The increase in service tax however will remain the bane of the hotel and tourism industry as a whole. Sonica Malhotra, director, MBD Group said, “The proposed increase in the service tax from 10 to 12  per cent and  broadening the base of service tax applicability by including all service except specified in the negative list will increase the cost of services in the travel and tourism sector.” Subhash Verma, president of Association of Domestic Tour Operators of India (ADTOI) shared the same opinion adding, “There is no incentive, direct or indirect, to motivate Indians to travel within India. Its very unfortunate that the government does not think of this industry as a preferred one at all being a major employment generator and playing a holistic multiplier role for growth.”
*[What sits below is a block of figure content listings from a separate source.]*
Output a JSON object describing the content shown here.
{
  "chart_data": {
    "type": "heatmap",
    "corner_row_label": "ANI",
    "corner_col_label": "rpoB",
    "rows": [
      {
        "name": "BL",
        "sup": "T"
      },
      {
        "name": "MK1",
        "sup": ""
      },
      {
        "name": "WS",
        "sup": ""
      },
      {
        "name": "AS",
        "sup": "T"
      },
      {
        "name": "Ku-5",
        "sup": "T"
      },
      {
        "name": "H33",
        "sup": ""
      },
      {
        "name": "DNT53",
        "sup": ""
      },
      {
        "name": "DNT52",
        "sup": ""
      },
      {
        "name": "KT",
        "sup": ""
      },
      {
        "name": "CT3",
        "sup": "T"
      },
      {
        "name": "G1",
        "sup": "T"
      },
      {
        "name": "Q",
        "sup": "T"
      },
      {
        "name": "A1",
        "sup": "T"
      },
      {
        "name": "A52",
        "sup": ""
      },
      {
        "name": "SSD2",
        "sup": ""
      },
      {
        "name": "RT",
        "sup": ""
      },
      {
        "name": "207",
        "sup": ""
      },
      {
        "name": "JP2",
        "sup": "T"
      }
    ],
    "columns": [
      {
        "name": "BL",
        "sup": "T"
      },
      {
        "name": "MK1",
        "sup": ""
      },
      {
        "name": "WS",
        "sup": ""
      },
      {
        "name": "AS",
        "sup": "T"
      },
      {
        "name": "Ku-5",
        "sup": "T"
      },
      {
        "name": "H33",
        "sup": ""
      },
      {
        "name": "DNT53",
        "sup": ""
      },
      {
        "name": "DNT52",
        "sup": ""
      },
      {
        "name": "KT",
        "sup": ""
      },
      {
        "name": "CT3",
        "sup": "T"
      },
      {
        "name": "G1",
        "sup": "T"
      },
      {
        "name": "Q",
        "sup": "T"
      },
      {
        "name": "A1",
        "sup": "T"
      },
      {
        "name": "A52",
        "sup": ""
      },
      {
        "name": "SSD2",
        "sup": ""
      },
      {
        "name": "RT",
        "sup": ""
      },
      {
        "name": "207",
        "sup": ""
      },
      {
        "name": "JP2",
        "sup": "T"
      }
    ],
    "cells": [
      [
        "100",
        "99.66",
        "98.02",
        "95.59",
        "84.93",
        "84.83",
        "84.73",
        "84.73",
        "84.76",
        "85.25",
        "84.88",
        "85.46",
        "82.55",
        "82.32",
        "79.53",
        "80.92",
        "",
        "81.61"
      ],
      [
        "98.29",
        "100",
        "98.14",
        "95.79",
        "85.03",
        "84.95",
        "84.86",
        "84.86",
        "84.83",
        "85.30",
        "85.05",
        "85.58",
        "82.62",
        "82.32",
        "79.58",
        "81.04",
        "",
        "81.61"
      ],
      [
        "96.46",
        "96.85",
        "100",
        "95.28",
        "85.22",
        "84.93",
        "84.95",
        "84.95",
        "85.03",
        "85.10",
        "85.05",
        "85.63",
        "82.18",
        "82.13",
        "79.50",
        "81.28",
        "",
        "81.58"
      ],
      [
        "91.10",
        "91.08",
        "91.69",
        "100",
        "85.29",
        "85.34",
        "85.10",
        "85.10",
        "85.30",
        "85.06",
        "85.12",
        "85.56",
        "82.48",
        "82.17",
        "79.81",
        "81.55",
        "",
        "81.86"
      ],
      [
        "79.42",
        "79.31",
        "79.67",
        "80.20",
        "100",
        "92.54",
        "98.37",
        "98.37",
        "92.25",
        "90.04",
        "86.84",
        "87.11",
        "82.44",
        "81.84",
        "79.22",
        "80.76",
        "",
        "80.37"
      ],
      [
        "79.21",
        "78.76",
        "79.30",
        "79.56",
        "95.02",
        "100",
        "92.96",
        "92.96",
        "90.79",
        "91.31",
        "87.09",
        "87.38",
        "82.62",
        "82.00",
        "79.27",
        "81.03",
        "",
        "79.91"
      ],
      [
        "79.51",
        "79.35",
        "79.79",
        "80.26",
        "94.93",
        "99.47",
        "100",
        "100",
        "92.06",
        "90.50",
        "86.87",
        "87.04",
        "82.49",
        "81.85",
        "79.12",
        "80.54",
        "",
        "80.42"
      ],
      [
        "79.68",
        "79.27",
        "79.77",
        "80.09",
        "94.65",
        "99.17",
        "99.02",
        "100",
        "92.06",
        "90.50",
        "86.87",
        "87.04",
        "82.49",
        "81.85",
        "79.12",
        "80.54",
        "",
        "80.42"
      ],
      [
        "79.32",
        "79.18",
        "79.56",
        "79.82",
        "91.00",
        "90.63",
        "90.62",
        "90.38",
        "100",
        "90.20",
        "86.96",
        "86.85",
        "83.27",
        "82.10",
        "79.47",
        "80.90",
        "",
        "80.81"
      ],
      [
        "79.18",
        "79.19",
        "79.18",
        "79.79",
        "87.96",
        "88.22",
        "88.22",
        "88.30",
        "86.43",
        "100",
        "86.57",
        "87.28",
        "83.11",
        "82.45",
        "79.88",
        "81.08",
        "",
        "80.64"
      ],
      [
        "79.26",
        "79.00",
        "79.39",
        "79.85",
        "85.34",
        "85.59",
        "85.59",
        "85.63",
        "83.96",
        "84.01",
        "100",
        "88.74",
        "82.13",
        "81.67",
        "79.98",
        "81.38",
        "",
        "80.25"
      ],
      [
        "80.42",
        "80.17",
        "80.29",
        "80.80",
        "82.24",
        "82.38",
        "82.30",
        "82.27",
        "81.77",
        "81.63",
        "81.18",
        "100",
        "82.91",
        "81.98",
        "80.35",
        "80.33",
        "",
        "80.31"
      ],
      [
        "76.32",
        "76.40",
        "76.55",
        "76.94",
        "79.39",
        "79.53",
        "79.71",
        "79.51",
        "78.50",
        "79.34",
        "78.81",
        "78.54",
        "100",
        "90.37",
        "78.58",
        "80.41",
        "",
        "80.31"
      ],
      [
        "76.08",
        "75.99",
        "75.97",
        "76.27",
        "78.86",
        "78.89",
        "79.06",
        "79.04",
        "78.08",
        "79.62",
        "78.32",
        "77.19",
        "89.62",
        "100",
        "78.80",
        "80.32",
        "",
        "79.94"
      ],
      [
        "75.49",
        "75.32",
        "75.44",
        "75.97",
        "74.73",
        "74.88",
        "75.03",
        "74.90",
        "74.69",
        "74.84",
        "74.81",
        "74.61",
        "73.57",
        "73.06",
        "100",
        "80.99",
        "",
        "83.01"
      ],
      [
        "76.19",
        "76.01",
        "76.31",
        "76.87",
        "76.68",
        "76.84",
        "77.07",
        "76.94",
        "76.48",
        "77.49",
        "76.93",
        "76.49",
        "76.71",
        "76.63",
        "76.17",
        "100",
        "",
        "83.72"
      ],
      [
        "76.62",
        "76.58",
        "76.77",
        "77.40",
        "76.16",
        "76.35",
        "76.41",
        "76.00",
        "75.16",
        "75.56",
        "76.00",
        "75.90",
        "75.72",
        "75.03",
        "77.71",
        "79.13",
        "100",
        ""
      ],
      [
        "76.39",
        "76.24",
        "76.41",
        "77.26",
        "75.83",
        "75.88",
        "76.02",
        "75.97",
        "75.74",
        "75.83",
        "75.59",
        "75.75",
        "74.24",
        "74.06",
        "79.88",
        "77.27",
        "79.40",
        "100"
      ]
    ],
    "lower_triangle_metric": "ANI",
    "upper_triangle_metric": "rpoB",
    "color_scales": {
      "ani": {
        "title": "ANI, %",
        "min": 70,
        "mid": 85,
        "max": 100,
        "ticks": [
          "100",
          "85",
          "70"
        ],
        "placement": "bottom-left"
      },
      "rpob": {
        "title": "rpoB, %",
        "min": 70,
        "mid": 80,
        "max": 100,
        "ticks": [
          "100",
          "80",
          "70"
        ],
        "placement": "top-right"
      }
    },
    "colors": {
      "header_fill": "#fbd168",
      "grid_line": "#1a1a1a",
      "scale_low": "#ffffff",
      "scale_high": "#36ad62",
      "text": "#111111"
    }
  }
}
Subhash Goyal, president, Indian Association of Tour Operators (IATO) opined, “Contribution of tourism sector toward country’s GDP (which is more than six per cent) and more than nine per cent to employment is always ignored. It is time the decision makers show commitment towards tourism as major force for the country’s economic growth.” “There is nothing significant in this budget for the travel and tourism industry. Like in all the previous budgets, the industry has been ignored. The industry which is a major employment generator has been slapped with higher taxation which is a retrograde step by the government,” said Ajay Prakash, president, Travel Agents Federation of India (TAFI).